There’s a lot of reasons to dislike Dustin, and one of the biggest is that it was cooked up with the premise of “Ha ha, these lazy millennials are moving back in with their parents because they’re slackers who refuse to get a job” and then was launched in newspapers in January of 2010, when the Great Recession was at its peak and unemployment stood at more than 10%. Anyway, the family dynamic has remained constant over the subsequent decade plus of economic change, and so today, with some the strongest employment numbers in living memory, we can maybe start hating Dustin for his own personal shortcomings rather than as a symbol of his generation; but I think we also might need to consider that in the world of Dustin, it has never stopped being 2010. Certainly it would explain why someone in their early 20s might talk about “the Brad Pitt look” as if that were a novel and contemporary cultural reference, although I guess it would make even more sense if the strip were actually taking place in 1997.
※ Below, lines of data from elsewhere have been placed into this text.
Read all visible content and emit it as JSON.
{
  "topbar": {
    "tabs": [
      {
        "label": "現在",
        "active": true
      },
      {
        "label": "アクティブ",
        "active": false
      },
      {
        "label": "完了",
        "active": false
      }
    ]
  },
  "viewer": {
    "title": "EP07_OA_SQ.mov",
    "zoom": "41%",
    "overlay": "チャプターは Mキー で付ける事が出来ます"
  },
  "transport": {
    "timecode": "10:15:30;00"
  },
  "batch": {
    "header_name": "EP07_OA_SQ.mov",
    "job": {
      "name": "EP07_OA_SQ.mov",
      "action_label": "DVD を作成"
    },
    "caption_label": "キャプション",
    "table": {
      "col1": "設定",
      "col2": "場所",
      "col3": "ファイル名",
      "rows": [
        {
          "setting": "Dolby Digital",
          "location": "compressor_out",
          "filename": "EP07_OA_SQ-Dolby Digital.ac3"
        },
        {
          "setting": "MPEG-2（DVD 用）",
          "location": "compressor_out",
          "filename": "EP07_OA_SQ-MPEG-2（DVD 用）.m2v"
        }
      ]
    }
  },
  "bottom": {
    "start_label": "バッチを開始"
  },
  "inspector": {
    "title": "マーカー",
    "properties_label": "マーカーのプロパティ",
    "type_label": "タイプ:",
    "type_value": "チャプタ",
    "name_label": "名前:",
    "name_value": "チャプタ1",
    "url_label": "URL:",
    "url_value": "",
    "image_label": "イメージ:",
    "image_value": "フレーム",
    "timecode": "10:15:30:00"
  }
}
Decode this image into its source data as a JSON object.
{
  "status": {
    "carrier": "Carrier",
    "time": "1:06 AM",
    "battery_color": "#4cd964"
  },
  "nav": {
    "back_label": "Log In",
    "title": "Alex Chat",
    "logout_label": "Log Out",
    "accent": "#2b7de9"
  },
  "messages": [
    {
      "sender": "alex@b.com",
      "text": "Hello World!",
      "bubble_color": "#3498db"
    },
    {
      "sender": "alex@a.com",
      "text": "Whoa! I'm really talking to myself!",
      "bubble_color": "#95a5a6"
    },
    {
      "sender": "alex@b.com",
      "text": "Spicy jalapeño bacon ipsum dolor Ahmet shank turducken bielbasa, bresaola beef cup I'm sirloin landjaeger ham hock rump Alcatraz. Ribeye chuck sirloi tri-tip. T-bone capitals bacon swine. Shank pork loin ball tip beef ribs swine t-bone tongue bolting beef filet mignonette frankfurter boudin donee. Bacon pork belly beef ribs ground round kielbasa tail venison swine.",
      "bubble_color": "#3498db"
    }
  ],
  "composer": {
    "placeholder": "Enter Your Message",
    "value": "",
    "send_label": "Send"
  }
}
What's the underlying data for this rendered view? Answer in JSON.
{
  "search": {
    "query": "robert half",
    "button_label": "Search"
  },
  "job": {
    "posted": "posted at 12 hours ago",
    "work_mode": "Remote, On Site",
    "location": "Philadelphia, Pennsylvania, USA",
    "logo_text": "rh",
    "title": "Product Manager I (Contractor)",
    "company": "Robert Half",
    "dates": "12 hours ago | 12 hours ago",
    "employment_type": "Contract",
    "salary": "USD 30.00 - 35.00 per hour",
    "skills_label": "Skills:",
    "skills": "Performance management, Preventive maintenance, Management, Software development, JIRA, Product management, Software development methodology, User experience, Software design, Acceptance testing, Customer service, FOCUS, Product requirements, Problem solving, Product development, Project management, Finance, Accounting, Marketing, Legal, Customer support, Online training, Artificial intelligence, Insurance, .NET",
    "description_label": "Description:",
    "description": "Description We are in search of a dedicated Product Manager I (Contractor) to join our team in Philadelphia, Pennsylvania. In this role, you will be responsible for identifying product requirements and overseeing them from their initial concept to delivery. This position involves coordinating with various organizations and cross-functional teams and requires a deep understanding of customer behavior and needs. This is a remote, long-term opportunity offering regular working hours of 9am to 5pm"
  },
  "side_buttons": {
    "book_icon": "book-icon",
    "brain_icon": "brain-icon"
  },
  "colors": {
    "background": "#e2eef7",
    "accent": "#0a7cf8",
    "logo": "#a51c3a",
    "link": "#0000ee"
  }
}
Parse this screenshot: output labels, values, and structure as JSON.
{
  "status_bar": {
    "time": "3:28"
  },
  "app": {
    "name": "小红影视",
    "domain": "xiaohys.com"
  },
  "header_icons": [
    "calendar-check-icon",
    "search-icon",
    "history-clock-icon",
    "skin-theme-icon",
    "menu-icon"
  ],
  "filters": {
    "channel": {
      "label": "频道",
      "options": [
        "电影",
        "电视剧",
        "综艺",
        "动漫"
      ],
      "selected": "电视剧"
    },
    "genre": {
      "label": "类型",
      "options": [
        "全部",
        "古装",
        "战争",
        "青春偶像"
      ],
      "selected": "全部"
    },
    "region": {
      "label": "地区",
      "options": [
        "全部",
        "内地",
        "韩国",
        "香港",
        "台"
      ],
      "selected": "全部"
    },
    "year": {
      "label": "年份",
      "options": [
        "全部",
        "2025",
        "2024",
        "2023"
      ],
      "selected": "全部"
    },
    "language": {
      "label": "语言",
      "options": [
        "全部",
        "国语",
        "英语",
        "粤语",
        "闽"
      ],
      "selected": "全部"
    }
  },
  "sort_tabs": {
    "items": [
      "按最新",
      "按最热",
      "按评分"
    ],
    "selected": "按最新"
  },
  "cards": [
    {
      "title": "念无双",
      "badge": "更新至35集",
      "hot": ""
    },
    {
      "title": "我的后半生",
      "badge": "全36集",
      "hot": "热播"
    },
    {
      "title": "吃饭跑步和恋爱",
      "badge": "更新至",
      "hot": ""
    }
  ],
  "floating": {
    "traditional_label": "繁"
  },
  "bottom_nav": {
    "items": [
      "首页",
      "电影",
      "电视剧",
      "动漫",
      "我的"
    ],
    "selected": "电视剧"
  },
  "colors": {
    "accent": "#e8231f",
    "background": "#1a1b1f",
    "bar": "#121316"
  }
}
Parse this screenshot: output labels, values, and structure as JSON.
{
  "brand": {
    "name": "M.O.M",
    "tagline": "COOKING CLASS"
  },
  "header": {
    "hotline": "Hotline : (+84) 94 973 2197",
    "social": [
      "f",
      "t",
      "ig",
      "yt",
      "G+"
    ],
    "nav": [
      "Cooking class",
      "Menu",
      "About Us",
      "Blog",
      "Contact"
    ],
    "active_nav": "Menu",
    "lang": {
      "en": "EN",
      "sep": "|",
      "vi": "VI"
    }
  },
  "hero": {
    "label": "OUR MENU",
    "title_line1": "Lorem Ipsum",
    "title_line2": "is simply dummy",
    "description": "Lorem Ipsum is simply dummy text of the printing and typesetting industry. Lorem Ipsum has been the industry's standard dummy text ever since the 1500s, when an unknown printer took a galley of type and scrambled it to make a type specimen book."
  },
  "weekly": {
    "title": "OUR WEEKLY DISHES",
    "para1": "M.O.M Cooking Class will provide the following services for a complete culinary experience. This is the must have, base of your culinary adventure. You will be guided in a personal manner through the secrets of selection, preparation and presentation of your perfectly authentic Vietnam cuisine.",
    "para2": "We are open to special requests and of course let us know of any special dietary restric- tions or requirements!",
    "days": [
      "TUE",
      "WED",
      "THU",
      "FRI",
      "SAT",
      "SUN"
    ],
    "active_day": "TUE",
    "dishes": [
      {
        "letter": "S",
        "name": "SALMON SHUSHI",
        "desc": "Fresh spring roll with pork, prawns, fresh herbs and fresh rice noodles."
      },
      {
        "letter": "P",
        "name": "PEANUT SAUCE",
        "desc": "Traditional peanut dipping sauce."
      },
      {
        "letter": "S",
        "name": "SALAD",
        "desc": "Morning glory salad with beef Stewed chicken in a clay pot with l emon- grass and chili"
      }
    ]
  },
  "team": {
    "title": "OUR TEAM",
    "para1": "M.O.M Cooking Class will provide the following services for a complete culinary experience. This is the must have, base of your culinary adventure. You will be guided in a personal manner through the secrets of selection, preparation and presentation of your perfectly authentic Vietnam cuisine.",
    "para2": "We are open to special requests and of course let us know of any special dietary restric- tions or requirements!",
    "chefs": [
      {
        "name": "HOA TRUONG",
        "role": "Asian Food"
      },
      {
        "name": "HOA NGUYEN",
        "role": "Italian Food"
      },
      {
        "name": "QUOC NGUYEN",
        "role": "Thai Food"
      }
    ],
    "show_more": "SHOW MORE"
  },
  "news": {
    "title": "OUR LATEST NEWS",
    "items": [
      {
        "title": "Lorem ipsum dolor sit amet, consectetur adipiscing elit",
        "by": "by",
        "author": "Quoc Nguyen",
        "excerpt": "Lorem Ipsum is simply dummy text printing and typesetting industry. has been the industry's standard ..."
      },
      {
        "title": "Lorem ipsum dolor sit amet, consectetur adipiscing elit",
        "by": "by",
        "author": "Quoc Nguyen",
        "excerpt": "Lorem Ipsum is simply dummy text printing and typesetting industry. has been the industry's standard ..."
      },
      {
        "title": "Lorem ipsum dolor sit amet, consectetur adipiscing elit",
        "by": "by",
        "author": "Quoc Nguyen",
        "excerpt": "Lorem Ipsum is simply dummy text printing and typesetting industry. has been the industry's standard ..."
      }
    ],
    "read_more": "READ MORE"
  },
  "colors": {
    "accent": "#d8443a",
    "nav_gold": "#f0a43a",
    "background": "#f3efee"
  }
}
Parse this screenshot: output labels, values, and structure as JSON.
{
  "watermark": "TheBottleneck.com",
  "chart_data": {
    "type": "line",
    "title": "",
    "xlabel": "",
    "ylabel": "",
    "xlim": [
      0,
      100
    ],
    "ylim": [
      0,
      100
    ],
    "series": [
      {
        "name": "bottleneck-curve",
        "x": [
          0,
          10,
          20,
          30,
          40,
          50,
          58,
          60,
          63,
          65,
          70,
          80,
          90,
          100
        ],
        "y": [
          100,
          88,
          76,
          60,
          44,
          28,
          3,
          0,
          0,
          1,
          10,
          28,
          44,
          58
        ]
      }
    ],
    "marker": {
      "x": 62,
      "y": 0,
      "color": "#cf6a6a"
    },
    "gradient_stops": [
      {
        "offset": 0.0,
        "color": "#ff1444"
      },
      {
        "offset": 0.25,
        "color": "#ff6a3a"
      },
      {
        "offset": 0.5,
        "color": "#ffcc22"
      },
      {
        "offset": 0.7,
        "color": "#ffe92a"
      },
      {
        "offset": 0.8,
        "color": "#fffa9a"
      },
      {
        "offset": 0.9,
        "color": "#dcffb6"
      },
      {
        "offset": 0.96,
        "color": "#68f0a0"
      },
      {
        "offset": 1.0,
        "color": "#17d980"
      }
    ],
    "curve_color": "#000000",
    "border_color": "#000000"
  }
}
Barney Google and Snuffy Smith, 11/8/23

At least in the context of the Barney Google and Snuffy Smith Present … Sparkplug’s Grandson Li’l Sparky strips, horses in the Snuffyverse are capable of human speech. But still, it makes me very sad that they apparently need to exchange money for goods and services. They’re domesticated animals! Shouldn’t they just get a nice feed bag in their paddock to meet their needs?

Rex Morgan, M.D., 11/8/23

“It doesn’t have anything to do with health, so it’s not my problem! Some people say that there’s a ‘mental’ kind of health, but I’m not buying it.”